Managing your food allergy can be frustrating when you eat at a restaurant or eat food someone else has prepared. The best way to prevent an allergic reaction is to avoid your triggers. That means you need to constantly read food labels and ask about ingredients in food. It's important to do so since you can't predict if your symptoms will be mild or severe after an exposure. Since it isn't possible to eliminate allergens with complete certainty at all times, you need to have a backup treatment plan in place. Here are some common methods of treating food allergies.

Epinephrine Injection

If you've had allergy testing and your doctor has determined you are allergic to certain foods such as peanuts, your doctor will probably give you a prescription for an auto-injecting epinephrine pen. You carry this pen with you at all times so you can use it if you accidentally eat the food that causes an allergic reaction. This ensures you get quick treatment rather than waiting on an ambulance to arrive. You simply self-administer the medication or have someone nearby do it. The pen usually has two doses so you can follow up the first injection with a second one if you don't get relief right away.

Even if you use the pen, you should still call an ambulance or go to an emergency room so you can be monitored for further symptoms. You may need additional drugs to get your allergy attack under control. You may need additional epinephrine, steroids, or antihistamines. You should look at the injector pen as emergency medication that allows you to make it to a doctor for further care rather than as a cure for your attack.

Antihistamine Medication

It's more common to have less severe reactions to foods, especially common foods such as milk. You may break out in a rash, get hives, or start to wheeze. Antihistamines may keep these symptoms under control. Since you'll be working to avoid your food allergens, you probably won't have to take antihistamines all the time, however, every person is unique, so you'll want to work with your doctor for the best way to manage your symptoms. Your doctor may give you medications to use when you have a flare up. You may take the drugs by mouth or rub them on your skin if you have a skin eruption, such as happens with an eczema outbreak caused by a food allergy.

Asthma Treatments

Asthma symptoms of shortness of breath, chest tightness, and wheezing can be triggered by food allergies. Your doctor may prescribe medication that relaxes your airway muscles to reduce wheezing, or other medication that reduces swelling or widens your airways. Some asthma medications need to be taken daily in order to prevent an attack while others are taken as needed when wheezing begins. You may be given medication you inhale into your lungs for the quickest relief.

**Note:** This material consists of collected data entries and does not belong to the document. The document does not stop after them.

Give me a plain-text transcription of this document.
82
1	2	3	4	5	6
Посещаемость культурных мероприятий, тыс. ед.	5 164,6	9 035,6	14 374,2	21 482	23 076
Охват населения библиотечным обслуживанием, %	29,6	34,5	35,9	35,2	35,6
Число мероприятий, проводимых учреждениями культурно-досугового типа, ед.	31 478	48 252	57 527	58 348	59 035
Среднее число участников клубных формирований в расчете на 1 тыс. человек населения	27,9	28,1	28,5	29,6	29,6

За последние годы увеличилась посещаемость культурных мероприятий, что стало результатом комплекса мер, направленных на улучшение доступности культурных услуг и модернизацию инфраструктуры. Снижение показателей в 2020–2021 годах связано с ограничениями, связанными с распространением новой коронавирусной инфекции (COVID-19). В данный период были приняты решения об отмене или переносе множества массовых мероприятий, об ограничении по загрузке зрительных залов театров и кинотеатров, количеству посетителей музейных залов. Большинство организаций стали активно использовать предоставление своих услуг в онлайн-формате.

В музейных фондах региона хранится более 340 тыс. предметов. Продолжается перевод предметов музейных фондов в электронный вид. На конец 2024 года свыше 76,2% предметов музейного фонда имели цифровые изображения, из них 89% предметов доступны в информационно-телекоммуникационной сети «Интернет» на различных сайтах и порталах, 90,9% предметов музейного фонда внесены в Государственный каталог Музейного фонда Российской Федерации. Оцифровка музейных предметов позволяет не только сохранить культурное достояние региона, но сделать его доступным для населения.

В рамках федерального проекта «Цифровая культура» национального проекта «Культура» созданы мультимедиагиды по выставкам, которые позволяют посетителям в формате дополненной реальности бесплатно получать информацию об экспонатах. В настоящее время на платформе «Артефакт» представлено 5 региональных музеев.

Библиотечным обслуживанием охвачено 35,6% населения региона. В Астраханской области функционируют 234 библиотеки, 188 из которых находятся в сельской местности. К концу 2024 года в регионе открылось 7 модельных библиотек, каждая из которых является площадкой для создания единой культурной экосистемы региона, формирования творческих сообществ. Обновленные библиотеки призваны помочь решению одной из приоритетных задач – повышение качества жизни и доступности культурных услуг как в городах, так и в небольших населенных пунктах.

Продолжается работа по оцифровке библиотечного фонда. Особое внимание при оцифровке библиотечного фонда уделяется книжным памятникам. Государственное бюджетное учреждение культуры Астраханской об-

Currently, the best treatment for a food allergy is to avoid that food entirely. You may also need to avoid foods from the same family to be on the safe side. Allergy shots are usually not effective for food allergies like they are for allergies to pollen. However, studies are underway for treating allergies through managed exposure to certain foods. This type of treatment may eventually desensitize allergy suffers so the food allergy can be cured. Until that happens, avoidance of allergens while being prepared to treat a severe reaction with medications is the best way to manage your food allergy.